What I meant was - is there a reason *except* nans and infs not to optimize this out? But I guess not, and you're right, we're just not testing the flags individually because we never bothered.
Just to add chapter & verse from C99... 6.3.1.8 (the usual arithmetic conversions) says: "Otherwise, if the corresponding real type of either operand is float, the other operand is converted, without change of type domain, to a type whose corresponding real type is float.[51] [...] [51] For example, addition of a double _Complex and a float entails just the conversion of the float operand to double (and yields a double _Complex result)." The "type domain" referred to is precisely the complex/real division. So that's pretty clear that the int shouldn't be converted but still doesn't actually say how you multiply a real and a complex. For that, the only reference seems to be the (informative rather than normative) Appendix G. G.5.1 says: "If the operands are not both complex, then the result and floating-point exception behavior of the * operator is defined by the usual mathematical formula: [...] x(u + iv) = (xu) + i(xv)" which skips the cross-wise terms entirely.
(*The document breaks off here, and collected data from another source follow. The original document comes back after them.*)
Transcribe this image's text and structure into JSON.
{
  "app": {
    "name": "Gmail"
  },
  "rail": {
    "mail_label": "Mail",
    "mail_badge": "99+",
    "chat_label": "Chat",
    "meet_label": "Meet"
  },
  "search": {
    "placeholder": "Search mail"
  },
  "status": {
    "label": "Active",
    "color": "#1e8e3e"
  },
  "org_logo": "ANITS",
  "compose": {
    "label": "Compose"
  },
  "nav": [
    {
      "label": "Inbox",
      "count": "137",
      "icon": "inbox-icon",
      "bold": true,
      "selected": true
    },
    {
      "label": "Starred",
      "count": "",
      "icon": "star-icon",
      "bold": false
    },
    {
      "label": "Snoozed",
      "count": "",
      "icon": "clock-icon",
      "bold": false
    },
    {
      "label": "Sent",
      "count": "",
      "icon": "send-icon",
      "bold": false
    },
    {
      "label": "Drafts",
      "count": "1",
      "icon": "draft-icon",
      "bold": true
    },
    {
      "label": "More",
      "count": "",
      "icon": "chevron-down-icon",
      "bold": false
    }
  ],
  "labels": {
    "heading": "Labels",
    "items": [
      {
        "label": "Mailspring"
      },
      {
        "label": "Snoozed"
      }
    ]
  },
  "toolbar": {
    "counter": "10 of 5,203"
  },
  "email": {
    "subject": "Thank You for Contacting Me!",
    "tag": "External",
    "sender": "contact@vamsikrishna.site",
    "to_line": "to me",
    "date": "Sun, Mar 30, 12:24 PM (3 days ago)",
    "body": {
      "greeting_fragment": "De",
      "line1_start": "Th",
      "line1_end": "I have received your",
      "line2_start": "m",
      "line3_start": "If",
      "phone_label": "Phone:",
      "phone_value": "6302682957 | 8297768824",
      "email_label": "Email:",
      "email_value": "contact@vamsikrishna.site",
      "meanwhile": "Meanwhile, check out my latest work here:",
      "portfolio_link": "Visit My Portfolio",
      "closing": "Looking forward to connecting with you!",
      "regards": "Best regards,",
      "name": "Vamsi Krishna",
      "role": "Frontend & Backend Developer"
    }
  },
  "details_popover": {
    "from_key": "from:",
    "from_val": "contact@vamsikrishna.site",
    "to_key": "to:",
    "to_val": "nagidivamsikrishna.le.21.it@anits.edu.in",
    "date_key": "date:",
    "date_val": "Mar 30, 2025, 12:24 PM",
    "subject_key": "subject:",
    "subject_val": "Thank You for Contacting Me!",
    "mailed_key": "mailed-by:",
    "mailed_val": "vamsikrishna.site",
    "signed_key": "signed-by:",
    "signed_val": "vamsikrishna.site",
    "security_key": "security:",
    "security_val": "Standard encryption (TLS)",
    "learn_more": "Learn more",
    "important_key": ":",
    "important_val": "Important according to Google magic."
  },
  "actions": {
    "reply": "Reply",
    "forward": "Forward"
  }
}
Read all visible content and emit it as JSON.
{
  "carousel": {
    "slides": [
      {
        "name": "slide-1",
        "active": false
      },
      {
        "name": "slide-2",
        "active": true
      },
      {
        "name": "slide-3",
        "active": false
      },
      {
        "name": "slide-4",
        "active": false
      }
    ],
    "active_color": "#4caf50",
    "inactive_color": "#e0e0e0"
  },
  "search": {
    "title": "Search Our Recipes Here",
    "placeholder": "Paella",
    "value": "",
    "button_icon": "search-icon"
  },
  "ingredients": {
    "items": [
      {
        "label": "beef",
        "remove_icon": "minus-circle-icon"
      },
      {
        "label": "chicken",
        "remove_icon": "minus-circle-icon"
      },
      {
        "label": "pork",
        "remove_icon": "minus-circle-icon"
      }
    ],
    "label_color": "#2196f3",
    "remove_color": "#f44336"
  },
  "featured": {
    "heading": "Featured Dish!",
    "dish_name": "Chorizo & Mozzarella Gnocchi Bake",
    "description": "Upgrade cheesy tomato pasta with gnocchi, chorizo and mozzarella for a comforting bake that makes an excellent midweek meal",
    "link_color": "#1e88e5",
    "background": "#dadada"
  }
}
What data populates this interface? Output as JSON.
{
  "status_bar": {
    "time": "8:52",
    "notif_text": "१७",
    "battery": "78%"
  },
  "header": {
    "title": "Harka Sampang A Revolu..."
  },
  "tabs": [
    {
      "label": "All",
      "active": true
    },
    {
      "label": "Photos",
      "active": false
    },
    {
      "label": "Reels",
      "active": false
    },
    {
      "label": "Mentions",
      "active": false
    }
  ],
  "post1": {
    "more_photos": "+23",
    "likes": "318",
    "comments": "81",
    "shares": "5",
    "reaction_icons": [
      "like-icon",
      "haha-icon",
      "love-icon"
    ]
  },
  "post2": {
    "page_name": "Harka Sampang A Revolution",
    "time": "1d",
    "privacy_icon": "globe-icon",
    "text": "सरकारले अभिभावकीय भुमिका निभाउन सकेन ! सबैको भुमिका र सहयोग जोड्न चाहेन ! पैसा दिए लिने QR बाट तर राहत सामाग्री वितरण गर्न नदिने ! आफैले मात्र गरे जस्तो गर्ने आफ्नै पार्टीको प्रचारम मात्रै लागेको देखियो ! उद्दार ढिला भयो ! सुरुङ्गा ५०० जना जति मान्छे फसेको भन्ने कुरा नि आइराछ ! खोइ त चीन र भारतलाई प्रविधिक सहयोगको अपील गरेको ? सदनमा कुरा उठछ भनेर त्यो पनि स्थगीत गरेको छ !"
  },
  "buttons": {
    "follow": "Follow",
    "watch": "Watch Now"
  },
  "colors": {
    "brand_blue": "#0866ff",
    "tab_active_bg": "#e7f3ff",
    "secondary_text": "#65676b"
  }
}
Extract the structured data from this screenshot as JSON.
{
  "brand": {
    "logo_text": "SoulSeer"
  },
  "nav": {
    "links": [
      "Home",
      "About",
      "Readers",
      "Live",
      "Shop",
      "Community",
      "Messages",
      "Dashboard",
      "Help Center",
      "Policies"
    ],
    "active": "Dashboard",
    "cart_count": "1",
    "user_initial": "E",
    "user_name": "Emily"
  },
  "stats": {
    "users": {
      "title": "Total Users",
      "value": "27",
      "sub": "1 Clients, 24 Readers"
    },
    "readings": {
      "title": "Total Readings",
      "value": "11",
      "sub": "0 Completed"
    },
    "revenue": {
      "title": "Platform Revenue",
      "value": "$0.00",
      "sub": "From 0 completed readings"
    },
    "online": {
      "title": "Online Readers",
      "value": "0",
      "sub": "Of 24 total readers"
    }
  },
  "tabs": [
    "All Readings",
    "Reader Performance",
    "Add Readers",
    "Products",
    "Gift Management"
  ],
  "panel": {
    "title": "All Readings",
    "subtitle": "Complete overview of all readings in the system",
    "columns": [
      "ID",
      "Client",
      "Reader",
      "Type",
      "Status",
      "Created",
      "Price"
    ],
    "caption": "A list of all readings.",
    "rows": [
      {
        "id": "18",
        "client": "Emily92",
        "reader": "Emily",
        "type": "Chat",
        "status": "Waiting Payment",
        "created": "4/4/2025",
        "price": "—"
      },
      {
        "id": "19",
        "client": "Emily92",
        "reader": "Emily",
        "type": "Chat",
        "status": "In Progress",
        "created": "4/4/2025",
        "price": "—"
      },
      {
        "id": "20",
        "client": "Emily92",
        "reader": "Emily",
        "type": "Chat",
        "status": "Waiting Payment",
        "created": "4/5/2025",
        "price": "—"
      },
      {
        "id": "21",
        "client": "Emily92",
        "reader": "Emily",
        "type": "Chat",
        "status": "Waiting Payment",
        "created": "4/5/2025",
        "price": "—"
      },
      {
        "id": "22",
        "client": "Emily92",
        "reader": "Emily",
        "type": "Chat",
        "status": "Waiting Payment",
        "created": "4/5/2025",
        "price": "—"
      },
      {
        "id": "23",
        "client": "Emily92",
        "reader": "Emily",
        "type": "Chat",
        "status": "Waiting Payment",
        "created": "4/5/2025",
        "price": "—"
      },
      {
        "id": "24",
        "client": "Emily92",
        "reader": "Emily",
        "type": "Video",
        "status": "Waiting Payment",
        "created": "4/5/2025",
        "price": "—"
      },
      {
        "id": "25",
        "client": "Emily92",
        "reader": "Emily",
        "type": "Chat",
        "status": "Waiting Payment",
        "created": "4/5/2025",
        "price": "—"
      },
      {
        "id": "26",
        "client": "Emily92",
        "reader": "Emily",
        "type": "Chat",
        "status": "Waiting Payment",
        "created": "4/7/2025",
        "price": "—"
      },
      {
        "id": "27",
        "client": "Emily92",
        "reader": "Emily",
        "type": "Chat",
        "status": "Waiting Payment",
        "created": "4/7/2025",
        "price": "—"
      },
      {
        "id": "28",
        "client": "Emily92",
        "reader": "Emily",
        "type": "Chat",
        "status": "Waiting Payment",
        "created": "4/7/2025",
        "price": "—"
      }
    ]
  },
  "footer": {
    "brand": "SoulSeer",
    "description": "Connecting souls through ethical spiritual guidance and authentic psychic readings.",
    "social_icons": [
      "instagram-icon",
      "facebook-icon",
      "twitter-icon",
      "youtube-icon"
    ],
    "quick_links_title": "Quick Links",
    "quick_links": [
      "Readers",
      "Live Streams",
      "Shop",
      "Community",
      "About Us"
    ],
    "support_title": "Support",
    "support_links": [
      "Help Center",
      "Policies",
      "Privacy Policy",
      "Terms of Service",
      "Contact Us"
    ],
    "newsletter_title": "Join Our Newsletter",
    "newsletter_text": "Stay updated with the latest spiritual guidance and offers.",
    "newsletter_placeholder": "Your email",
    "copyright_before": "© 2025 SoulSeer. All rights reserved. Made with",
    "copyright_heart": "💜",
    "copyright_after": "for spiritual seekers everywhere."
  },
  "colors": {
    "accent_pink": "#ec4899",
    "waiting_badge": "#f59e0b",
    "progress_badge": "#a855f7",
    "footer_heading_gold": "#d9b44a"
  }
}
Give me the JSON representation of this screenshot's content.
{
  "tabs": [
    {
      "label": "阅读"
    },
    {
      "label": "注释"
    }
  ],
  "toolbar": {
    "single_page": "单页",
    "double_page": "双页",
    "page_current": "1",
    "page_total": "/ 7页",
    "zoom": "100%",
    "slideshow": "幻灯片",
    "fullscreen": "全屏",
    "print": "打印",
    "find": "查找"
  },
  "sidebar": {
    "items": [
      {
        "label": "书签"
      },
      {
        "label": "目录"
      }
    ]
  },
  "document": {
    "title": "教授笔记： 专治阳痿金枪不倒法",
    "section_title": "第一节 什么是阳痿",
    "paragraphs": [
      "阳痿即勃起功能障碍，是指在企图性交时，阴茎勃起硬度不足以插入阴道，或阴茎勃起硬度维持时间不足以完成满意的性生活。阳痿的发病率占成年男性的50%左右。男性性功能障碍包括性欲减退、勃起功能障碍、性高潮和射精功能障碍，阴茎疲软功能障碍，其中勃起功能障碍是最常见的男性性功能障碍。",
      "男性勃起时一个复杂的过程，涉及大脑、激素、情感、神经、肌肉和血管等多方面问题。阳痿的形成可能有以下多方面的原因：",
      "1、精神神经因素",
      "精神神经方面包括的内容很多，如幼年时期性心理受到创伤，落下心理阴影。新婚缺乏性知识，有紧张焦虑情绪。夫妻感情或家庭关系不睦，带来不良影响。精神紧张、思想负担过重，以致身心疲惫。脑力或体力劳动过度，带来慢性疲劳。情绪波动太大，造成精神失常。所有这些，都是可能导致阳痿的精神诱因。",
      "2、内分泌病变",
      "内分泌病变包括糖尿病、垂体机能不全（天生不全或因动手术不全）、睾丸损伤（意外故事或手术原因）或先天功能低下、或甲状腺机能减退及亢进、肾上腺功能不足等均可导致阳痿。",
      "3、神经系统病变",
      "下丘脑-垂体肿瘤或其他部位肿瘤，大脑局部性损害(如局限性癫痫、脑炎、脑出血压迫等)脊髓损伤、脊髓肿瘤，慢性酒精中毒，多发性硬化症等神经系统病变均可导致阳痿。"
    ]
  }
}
(In reply to comment #6) > Shouldn't we be able to optimize away "fmul nnan ninf float %2, 0.000000e+00"? > What I meant was - is there a reason *except* nans and infs not to optimize > this out? But I guess not, and you're right, we're just not testing the > flags individually because we never bothered. Yes, there is a reason: -0.0. We didn't say that it's ok to ignore signed zero (nsz), so -0.0 * 0.0 is not the same as 0.0 * 0.0. In general, I think you're right: we don't test the individual flags as much as we should. But in this case, SimplifyFMulInst already does the right thing: // fmul nnan nsz X, 0 ==> 0 if (FMF.noNaNs() && FMF.noSignedZeros() && match(Op1, m_AnyZero())) return Op1;